Alternating hemiplegia is a form of hemiplegia that has an ipsilateral cranial nerve palsies and contralateral hemiplegia or hemiparesis of extremities of the body. The disorder is characterized by recurrent episodes of paralysis on one side of the body. There are multiple forms of alternating hemiplegia, Weber's syndrome, middle alternating hemiplegia, and inferior alternating hemiplegia. This type of syndrome can result from a unilateral lesion in the brainstem affecting both upper motor neurons and lower motor neurons. The muscles that would receive signals from these damaged upper motor neurons result in spastic paralysis.
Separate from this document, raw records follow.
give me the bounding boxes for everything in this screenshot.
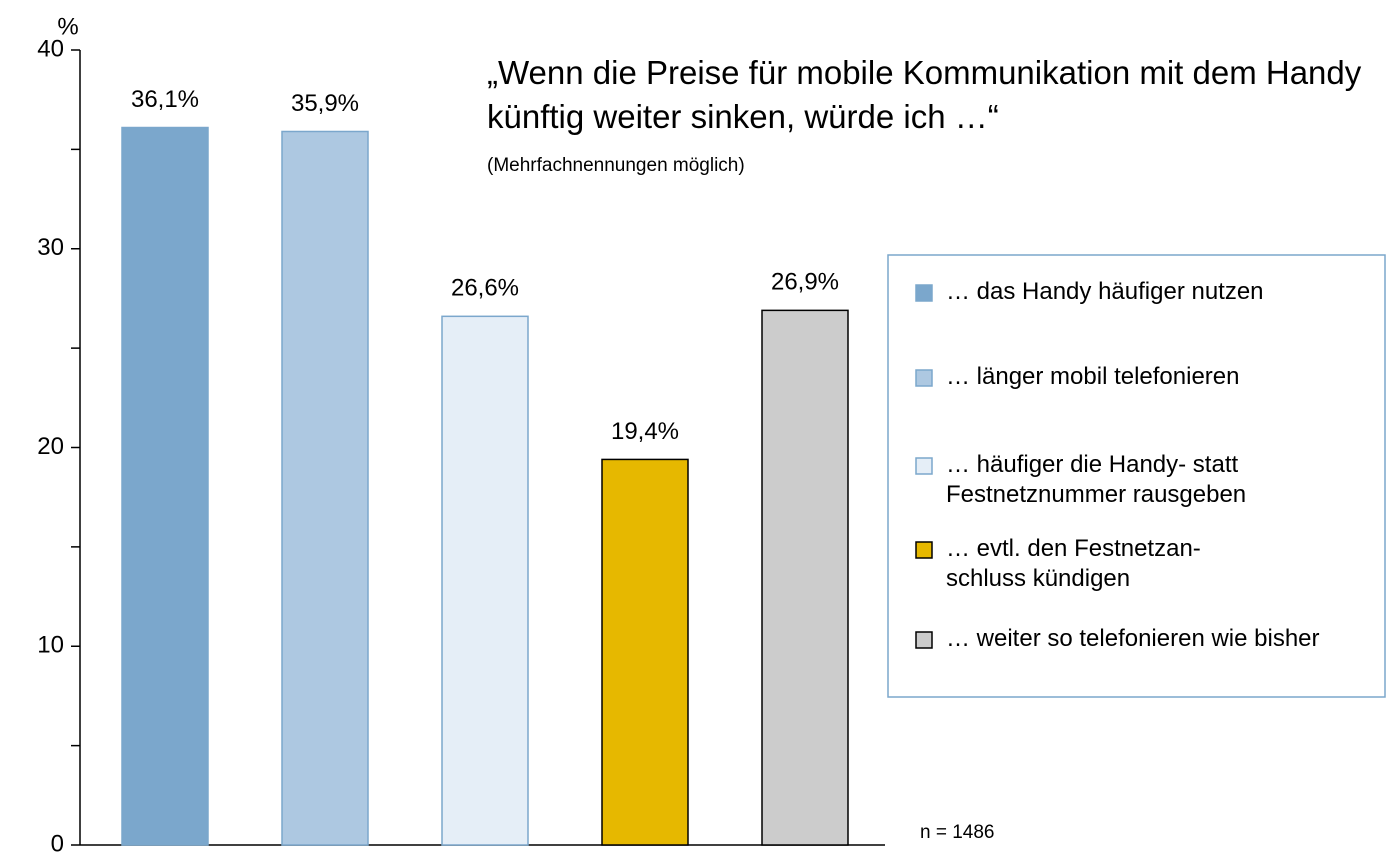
y-axis-label: % [57, 13, 78, 40]
legend-swatch [915, 284, 933, 302]
y-tick-label: 30 [37, 234, 64, 261]
legend-label: … häufiger die Handy- statt Festnetznumm… [946, 451, 1247, 508]
y-tick-label: 10 [37, 632, 64, 659]
value-label: 19,4% [611, 418, 679, 445]
legend-swatch [915, 369, 933, 387]
bar [761, 309, 849, 846]
bar [441, 315, 529, 846]
chart-title: „Wenn die Preise für mobile Kommunikatio… [487, 54, 1362, 135]
bar [121, 126, 209, 846]
legend-label: … evtl. den Festnetzan-schluss kündigen [946, 535, 1201, 592]
legend-swatch [915, 457, 933, 475]
value-label: 36,1% [131, 86, 199, 113]
y-tick-label: 40 [37, 35, 64, 62]
bar [281, 130, 369, 846]
legend-swatch [915, 631, 933, 649]
legend-label: … länger mobil telefonieren [946, 363, 1240, 390]
y-tick-label: 0 [51, 830, 64, 853]
annotation: n = 1486 [920, 822, 995, 843]
legend-swatch [915, 541, 933, 559]
value-label: 26,6% [451, 275, 519, 302]
chart-subtitle: (Mehrfachnennungen möglich) [487, 155, 745, 176]
legend-box [887, 254, 1386, 698]
value-label: 35,9% [291, 90, 359, 117]
y-tick-label: 20 [37, 433, 64, 460]
value-label: 26,9% [771, 269, 839, 296]
legend-label: … weiter so telefonieren wie bisher [946, 625, 1320, 652]
bar [601, 458, 689, 846]
legend-label: … das Handy häufiger nutzen [946, 278, 1264, 305]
With a lesion in the brainstem, this affects the majority of limb and trunk muscles on the contralateral side due to the upper motor neurons decussation after the brainstem. The cranial nerves and cranial nerve nuclei are also located in the brainstem making them susceptible to damage from a brainstem lesion. Cranial nerves III (Oculomotor), VI (Abducens), and XII (Hypoglossal) are most often associated with this syndrome given their close proximity with the pyramidal tract, the location which upper motor neurons are in on their way to the spinal cord. Damages to these structures produce the ipsilateral presentation of paralysis or palsy due to the lack of cranial nerve decussation before innervating their target muscles. The paralysis may be brief or it may last for several days, many times the episodes will resolve after sleep. Some common symptoms of alternating hemiplegia are mental impairment, gait and balance difficulties, excessive sweating and changes in body temperature.